À Butembo, dans l’est de la RDC, des membres de groupes de pression et de mouvements citoyens sont descendus, mardi 18 novembre 2025, dans les rues pour dénoncer la persistance des massacres de civils attribués aux rebelles ADF dans le territoire voisin de Lubero. La marche pacifique a démarré de l’enclos CAFEKIT, sur l’avenue Goma, avant de se diriger vers la mairie en empruntant le boulevard Joseph Kabila. À l’hôtel de ville, les manifestants ont remis un mémorandum aux autorités urbaines.

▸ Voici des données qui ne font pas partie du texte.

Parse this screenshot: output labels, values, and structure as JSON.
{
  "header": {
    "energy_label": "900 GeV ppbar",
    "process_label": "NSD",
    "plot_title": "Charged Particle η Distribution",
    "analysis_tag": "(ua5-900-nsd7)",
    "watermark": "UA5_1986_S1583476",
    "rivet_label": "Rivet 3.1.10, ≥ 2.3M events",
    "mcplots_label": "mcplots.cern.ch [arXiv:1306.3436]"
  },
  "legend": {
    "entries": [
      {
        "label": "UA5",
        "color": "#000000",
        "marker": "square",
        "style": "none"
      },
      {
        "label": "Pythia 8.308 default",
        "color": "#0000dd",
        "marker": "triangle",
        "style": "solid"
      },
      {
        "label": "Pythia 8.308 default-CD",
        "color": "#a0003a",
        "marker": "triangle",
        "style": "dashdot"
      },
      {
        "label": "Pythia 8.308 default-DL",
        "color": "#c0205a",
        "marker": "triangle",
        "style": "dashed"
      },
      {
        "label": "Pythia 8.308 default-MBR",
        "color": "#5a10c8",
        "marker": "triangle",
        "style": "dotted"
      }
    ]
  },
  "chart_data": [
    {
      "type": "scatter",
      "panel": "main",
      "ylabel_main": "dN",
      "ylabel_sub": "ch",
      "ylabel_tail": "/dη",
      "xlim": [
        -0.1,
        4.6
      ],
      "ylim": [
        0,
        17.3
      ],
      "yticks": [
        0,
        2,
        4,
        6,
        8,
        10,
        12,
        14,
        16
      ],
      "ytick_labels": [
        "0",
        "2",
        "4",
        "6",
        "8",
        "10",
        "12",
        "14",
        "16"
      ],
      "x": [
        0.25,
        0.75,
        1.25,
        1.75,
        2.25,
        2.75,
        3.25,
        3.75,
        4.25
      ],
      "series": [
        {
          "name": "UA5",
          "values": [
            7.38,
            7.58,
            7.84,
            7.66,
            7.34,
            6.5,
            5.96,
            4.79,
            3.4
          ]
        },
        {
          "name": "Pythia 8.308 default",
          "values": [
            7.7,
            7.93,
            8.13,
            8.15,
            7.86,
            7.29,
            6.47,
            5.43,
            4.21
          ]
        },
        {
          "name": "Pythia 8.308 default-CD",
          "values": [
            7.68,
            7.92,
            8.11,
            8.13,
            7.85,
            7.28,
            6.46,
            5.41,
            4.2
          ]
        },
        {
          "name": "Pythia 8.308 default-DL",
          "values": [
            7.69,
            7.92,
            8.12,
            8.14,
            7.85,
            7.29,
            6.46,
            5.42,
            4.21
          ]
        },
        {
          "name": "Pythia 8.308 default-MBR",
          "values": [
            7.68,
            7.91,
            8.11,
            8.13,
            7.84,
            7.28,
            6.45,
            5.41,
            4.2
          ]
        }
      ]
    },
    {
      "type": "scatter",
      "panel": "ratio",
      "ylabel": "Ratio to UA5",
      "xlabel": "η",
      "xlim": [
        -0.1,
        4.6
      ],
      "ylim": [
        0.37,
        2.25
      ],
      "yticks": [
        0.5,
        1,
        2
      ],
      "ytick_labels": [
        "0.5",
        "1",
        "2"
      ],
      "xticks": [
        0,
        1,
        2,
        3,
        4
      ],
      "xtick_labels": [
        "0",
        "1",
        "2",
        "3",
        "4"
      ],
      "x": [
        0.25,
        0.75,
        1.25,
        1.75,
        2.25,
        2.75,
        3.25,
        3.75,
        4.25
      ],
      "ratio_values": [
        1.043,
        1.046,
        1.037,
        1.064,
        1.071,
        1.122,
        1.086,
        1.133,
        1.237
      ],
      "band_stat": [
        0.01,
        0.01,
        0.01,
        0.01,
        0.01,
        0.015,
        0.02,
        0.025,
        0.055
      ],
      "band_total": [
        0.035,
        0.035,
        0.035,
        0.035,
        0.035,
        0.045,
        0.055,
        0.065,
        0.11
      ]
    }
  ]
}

Dans leur document, les jeunes exigent un renforcement immédiat des effectifs des FARDC et des Wazalendo dans les zones ciblées par les attaques, ainsi que le déploiement de ces forces sur le front contre les rebelles de l’AFC/M23. Ils appellent également à la reconnaissance des massacres de civils comme crimes de guerre et crimes contre l’humanité.
Le mémorandum plaide pour des actions politiques fortes :
« Nous attendons des autorités à tous les niveaux qu’elles posent des gestes forts et courageux, conformément à leurs responsabilités, afin de restaurer la confiance publique et d’ouvrir la voie vers une refondation sécuritaire. Nous demandons la fin de l’état de siège, dont la mission est loin d’être accomplie », lit-on dans le mémorandum.
Les manifestants recommandent par ailleurs le retour des élus nationaux de Butembo et de Lubero dans leurs circonscriptions, afin de travailler avec leurs électeurs à l’élaboration de pistes de solutions durables contre l’insécurité qui ravage la région depuis plusieurs années.
En réceptionnant le mémorandum, le maire de Butembo, le commissaire supérieur principal Mowa Baeki Telly Roger, a salué l’initiative des jeunes et les a encouragés à s’enrôler massivement dans l’armée et la police, estimant que la lutte pour la stabilisation de la région doit également venir « des fils et filles du pays prêts à servir sous le drapeau ».